Вот уже четверть века, как сидит князем тверским сын его Михаил Борисович.

С годами все больше и больше терзают его мысли, так ли жил, так ли княжил.

Бывало, пробудится задолго до рассвета, в зарешеченном оконце еще темень. Спит Тверь, а думы голову терзают. Они, поди, с той поры, как на княжение сел. Отчего Москва над Тверью встала? Ведь было время, когда князья тверские и московские по-братски жили, не усобничали…

Сказал о том как-то старому отцовскому воеводе Холмскому, а тот усмехнулся:

– Было такое, князь Михайло, да в леты кануло…
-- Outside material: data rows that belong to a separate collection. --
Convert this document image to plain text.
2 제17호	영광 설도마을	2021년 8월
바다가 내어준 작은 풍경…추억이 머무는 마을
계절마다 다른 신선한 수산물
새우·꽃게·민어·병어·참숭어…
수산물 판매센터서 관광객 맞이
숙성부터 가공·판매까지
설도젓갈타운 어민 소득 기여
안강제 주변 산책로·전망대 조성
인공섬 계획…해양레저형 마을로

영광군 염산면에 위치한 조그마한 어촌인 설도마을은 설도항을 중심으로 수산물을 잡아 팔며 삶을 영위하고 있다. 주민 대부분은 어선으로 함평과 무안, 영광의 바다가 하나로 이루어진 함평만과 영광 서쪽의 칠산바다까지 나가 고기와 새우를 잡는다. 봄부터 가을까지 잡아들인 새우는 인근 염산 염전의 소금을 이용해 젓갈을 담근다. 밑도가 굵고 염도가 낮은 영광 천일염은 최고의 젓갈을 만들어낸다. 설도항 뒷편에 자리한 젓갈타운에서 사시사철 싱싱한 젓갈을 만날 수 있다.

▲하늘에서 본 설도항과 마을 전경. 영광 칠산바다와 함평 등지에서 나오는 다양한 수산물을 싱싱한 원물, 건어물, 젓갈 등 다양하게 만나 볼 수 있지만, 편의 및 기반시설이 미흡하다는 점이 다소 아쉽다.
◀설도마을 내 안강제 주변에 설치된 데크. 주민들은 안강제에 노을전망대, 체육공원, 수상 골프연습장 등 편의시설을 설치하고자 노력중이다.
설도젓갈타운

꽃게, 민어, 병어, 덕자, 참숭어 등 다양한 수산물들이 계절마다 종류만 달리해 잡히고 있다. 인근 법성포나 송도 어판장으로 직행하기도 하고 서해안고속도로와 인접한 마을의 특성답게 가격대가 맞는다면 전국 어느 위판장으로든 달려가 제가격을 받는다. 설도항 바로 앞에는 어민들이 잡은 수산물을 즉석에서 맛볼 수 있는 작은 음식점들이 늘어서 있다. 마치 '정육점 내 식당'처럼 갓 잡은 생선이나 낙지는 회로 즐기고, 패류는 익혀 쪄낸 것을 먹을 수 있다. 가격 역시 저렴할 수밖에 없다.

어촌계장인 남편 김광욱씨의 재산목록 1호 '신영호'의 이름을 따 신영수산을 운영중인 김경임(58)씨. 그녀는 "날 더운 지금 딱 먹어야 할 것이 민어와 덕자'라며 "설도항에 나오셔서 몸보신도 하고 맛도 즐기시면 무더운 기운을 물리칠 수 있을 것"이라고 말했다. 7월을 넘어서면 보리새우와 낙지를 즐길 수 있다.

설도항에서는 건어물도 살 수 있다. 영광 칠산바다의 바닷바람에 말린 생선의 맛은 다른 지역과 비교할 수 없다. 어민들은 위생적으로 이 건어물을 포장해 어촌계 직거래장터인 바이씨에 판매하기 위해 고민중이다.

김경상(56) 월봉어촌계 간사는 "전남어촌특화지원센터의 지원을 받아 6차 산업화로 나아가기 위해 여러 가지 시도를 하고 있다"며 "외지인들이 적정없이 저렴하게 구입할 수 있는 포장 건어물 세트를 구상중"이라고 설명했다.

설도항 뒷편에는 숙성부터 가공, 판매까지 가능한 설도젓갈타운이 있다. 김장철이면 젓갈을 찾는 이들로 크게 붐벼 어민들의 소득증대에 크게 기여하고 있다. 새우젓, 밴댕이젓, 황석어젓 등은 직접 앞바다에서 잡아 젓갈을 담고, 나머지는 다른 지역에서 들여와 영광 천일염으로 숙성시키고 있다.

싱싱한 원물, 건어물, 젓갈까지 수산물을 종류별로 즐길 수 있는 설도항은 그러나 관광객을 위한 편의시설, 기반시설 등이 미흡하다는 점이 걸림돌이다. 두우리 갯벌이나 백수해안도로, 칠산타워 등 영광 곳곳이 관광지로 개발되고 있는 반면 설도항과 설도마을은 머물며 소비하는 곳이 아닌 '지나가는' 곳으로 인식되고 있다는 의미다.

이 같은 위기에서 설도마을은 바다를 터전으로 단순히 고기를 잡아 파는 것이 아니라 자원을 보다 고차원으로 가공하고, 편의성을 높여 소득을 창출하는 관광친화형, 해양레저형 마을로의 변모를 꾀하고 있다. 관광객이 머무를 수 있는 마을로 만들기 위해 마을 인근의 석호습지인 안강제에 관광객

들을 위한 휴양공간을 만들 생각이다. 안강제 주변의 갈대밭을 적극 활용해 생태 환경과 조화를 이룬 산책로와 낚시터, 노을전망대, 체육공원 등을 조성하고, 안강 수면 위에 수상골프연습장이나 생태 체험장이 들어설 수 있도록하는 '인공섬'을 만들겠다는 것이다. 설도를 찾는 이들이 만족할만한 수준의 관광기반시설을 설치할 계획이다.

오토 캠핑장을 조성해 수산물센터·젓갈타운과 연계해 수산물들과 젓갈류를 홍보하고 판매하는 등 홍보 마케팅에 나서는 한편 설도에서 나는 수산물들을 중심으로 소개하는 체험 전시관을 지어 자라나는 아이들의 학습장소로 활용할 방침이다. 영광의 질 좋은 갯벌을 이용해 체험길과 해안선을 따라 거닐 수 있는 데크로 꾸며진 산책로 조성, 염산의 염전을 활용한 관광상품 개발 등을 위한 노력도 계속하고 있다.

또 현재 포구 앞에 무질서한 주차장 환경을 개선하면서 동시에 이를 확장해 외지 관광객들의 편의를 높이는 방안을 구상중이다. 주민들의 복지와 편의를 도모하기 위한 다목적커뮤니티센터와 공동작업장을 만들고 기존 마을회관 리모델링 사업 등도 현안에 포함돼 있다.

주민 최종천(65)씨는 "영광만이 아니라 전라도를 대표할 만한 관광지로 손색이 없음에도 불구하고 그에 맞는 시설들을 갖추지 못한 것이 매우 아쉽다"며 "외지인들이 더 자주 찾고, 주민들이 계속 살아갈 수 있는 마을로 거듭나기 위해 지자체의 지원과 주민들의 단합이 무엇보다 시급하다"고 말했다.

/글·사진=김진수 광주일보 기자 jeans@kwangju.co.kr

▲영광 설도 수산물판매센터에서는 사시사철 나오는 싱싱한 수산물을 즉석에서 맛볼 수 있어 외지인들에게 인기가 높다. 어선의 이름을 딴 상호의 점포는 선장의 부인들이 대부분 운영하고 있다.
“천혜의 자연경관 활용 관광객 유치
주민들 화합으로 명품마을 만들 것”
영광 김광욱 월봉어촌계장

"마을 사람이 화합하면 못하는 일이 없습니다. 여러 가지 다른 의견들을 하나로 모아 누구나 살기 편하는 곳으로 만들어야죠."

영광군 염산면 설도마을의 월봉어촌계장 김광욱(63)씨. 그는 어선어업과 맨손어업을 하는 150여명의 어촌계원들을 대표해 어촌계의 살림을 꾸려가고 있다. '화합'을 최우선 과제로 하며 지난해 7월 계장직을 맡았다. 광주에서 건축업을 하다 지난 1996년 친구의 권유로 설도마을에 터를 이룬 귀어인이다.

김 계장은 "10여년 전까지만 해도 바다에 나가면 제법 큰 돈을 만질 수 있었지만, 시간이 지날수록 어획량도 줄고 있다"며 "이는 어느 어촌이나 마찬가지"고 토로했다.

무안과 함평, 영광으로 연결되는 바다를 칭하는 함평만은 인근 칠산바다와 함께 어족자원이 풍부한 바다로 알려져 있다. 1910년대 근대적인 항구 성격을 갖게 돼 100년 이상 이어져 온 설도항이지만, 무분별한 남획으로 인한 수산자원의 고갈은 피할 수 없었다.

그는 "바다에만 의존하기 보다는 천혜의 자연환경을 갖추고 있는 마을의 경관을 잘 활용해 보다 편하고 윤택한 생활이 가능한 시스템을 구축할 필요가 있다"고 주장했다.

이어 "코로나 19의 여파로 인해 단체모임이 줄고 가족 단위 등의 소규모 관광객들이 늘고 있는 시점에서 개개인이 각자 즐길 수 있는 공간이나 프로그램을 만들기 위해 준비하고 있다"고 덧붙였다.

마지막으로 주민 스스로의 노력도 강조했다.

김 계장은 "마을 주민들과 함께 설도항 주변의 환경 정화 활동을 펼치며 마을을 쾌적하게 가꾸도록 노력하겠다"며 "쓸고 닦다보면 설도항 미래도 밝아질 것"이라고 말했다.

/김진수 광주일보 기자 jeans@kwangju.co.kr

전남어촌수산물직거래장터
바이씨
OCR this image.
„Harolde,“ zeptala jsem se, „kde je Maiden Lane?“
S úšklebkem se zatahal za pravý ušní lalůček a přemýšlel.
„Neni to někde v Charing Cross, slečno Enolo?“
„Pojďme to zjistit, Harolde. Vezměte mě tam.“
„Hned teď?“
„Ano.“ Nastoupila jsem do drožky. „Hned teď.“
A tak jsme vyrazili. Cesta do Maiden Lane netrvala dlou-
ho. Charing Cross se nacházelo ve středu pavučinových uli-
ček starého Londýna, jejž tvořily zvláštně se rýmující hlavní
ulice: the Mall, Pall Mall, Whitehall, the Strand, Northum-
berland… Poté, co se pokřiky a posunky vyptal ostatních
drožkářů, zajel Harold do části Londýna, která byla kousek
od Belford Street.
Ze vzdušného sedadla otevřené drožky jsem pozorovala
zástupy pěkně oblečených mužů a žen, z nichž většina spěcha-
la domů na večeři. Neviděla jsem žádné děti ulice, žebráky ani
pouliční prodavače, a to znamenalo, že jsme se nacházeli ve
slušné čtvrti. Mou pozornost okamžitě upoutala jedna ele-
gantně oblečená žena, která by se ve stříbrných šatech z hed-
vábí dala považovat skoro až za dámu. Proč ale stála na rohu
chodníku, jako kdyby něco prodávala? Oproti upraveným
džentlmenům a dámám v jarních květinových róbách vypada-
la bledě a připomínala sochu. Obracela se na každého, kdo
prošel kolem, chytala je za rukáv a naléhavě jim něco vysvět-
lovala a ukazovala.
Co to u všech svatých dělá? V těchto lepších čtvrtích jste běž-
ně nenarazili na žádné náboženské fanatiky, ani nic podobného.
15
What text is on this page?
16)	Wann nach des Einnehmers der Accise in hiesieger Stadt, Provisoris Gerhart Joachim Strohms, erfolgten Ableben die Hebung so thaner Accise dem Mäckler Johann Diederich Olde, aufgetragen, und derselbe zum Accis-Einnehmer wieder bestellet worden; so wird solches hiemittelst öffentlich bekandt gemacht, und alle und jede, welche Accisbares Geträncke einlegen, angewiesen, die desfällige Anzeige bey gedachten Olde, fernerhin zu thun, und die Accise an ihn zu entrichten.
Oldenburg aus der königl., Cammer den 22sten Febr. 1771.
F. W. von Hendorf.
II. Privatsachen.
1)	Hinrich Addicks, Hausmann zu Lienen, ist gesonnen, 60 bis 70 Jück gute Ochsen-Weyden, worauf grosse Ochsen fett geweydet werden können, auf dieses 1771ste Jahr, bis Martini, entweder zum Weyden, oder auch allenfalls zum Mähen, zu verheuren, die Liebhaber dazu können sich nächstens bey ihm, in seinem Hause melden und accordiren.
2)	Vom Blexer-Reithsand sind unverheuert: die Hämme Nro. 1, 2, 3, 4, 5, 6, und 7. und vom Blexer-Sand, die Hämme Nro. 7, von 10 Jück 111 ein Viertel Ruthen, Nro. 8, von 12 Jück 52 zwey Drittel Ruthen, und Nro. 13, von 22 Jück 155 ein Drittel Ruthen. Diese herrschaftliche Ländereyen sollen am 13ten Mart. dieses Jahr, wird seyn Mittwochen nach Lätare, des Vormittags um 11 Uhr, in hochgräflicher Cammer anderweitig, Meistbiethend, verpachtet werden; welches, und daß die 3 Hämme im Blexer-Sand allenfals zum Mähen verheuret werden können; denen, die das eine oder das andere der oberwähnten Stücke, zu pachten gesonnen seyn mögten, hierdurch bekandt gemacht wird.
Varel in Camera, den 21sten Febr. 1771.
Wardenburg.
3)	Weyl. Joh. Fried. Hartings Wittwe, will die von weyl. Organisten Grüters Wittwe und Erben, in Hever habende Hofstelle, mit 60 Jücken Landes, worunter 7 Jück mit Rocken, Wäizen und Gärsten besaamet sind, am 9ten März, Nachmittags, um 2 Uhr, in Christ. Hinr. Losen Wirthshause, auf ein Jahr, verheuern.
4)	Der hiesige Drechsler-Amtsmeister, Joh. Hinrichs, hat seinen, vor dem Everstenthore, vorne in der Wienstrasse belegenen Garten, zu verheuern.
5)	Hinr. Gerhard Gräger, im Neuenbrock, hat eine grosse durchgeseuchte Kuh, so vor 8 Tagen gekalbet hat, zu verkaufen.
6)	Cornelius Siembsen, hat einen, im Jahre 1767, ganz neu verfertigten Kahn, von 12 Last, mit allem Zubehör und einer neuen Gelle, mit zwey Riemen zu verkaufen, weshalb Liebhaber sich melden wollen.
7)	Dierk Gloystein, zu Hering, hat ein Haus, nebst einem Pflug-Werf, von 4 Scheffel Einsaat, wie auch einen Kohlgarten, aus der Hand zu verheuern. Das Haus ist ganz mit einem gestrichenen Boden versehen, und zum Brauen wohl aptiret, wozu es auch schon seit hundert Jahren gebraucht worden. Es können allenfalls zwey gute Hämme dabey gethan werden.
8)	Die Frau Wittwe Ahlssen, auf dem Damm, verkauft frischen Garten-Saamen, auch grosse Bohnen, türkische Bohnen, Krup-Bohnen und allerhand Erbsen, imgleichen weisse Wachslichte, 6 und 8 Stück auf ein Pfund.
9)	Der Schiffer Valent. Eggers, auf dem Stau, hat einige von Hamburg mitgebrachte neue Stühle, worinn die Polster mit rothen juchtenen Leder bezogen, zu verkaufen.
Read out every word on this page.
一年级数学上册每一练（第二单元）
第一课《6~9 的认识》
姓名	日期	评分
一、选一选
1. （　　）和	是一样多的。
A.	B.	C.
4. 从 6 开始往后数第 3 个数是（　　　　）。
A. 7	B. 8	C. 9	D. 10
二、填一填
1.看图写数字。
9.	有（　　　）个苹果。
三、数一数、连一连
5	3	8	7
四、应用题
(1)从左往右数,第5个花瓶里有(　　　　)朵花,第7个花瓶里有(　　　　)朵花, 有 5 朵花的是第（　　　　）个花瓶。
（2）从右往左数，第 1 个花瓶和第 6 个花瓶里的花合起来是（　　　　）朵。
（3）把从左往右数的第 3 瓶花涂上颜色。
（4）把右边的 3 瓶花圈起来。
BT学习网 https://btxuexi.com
Нет уже в живых ни воеводы Холмского, ни отцовского дворцового боярина Семена. Как долго склоняли они князя Бориса Александровича признать Москву великим княжеством! Много лет убеждали, пока-таки согласился он с ними, в час смерти говорил князь Борис Александрович:

– Твери и Москве заедино быть, так русской земле угодно…

Князь тверской Михаил Борисович в одном убежден, соперничание между Тверью и Москвой началось с татаро-монгольского владычества. Тогда Тверь на суздальскую землю опиралась.

Не раз задумывался об этом тверской князь Михаил Борисович.

И вспоминал он давно слышанное, как много лет назад переяславский князь Ярослав Всеволодович Тверь восстановил и отдал ее сыну своему Ярославу Ярославичу. Этому князю поручил воспитывать своего сына Даниила и князь Александр Ярославич Невский.

Со временем посадил Невский Даниила на княжение в Москву. При нем Москва правдами и неправдами ширилась…

Об этом князь Михаил Борисович не раз думал. Как же несправедливо обошлась история с Тверским княжеством…

В ту пору на великом княжении Владимирском сидел сын Александра Невского Андрей Александрович.

Умирая, он оставил великий стол за старшим сыном Ярославичей тверским князем Михаилом.

С этим не согласился московский князь, сын Даниила Юрий. И отправился в Орду Юрий Данилович добывать себе великий стол.

Напрасно пытался утихомирить его митрополит Максим, сулил, что Михаил, великий князь, земли новые к Москве прирежет.

Черными россказнями, делами неправедными Юрий добился казни Михаила Ярославича, однако хан оставил великое княжение за тверскими князьями…

И только когда великий князь Александр Михайлович и люд тверской восстали на татаро-монгол и убили баскака ордынского Чол-хана, хан Узбек послал пятидесятитысячное войско, а с ним и московского князя Ивана Калиту на Тверь.

Разорили ордынцы Тверь, пожгли, а Иван Калита с той поры получил право на великое княжение, ко всему и митрополита Петра и митрополию из Владимира в Москву перевел…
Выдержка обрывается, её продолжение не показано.